El labrador y el sacerdote desaparecieron en las profundidades de la habitación, y ya no se oyeron más que los gritos del abate, cada vez más lejos, como el mugido del toro que un león del Atlas arrastra hacia su guarida.
Entre tanto Pitou había reunido a los chantres, los monaguillos y el bedel, todos temblorosos, pero que se habían apresurado a revestir la capa pluvial y la estola y encender los cirios, preparándolo todo para la misa de difuntos.
A este punto se llegaba cuando se vio reaparecer a Billot por la puerta que daba a la plaza del castillo, siendo así que se le esperaba por la calle de Saissons.
Llevaba tras sí al sacerdote, a pesar de su resistencia, con paso tan rápido como si andará solo.
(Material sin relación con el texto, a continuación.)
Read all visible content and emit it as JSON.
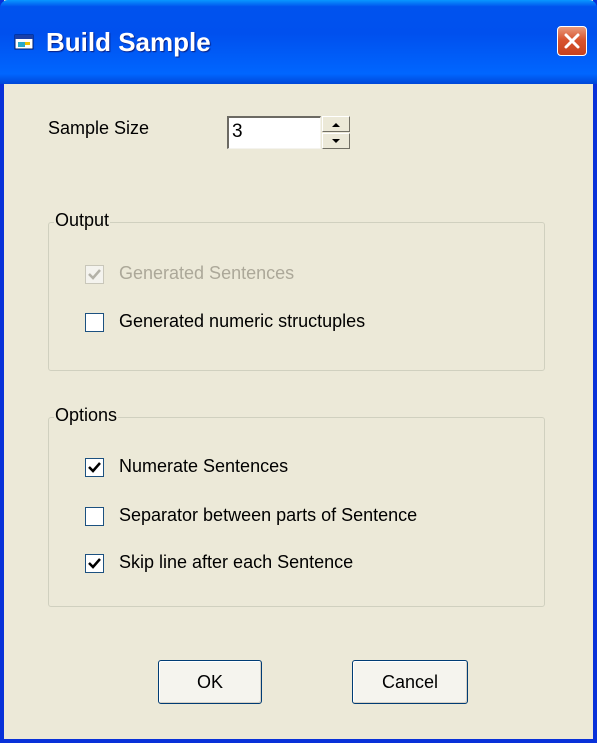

No era un hombre; era una de las fuerzas de la naturaleza, algo como un torrente o una avalancha; nada humano parecía capaz de resistirlo, y se habría necesitado un elemento para luchar contra él.
A cien pasos de la iglesia, el pobre abate dejó de forcejear.
Estaba completamente vencido.
Todo el mundo se apartó para dejar paso a los dos hombres.
El abate dirigió una mirada de espanto a la puerta, rota como un vidrio, y viendo en sus puestos a todos aquellos a quienes había prohibido poner el pie en la iglesia, movió la cabeza como si reconociese que algo poderoso e irresistible pesaba, no sobre la religión, sino sobre sus ministros.
Entró en la sacristía y salió un momento después vestido de oficiante, con el sacramento en la mano.
Mas en el momento en que, después de haber franqueado los escalones del altar, dejando el cáliz sobre la santa mesa, se volvió para decir las primeras palabras del oficio, Billot extendió la mano:
—¡Basta!, mal servidor de Dios —exclamó—; ¡he tratado tan sólo de doblegar tu orgullo; mas quiero que todos sepan que una santa mujer, como la mía lo era, puede prescindir de tus oraciones y de un sacerdote fanático y rencoroso como tú!
Después, como se produjese gran rumor bajo las bóvedas de la iglesia al oírse estas palabras, añadió:
—Si hay sacrilegio, que recaiga sobre mí.
Y volviéndose hacia el inmenso cortejo que llenaba, no solamente la iglesia, sino también la plaza del castillo, gritó:
—¡Ciudadanos, al cementerio!
—¡Al cementerio! —repitieron todas las voces. Los cuatro portadores pasaron los cañones de sus fusiles bajo el ataúd, levantaron el cuerpo, y como habían venido sin sacerdote y sin ninguna pompa fúnebre, emprendieron la marcha desde luego. Billot presidía el duelo, formado por seiscientas personas, que se encaminaron al cementerio, situado en la extremidad de la callejuela de Pleux, a veinticinco pasos de la casa de la tía Angélica. La puerta del cementerio estaba cerrada, como la del abate Fortier y la de la iglesia.
¡Cosa extraña!, ante aquel débil obstáculo Billot se detuvo.
La muerte respetaba a los muertos. A una señal de Billot, Pitou corrió a la casa del sepulturero, que tenía la llave.
Cinco minutos después, Pitou volvía con ella, y provisto además de dos palas.
El abate Fortier, no sólo había proscrito a la pobre difunta de la iglesia, sino también de la tierra sagrada, y el sepulturero había recibido orden de no abrir la fosa.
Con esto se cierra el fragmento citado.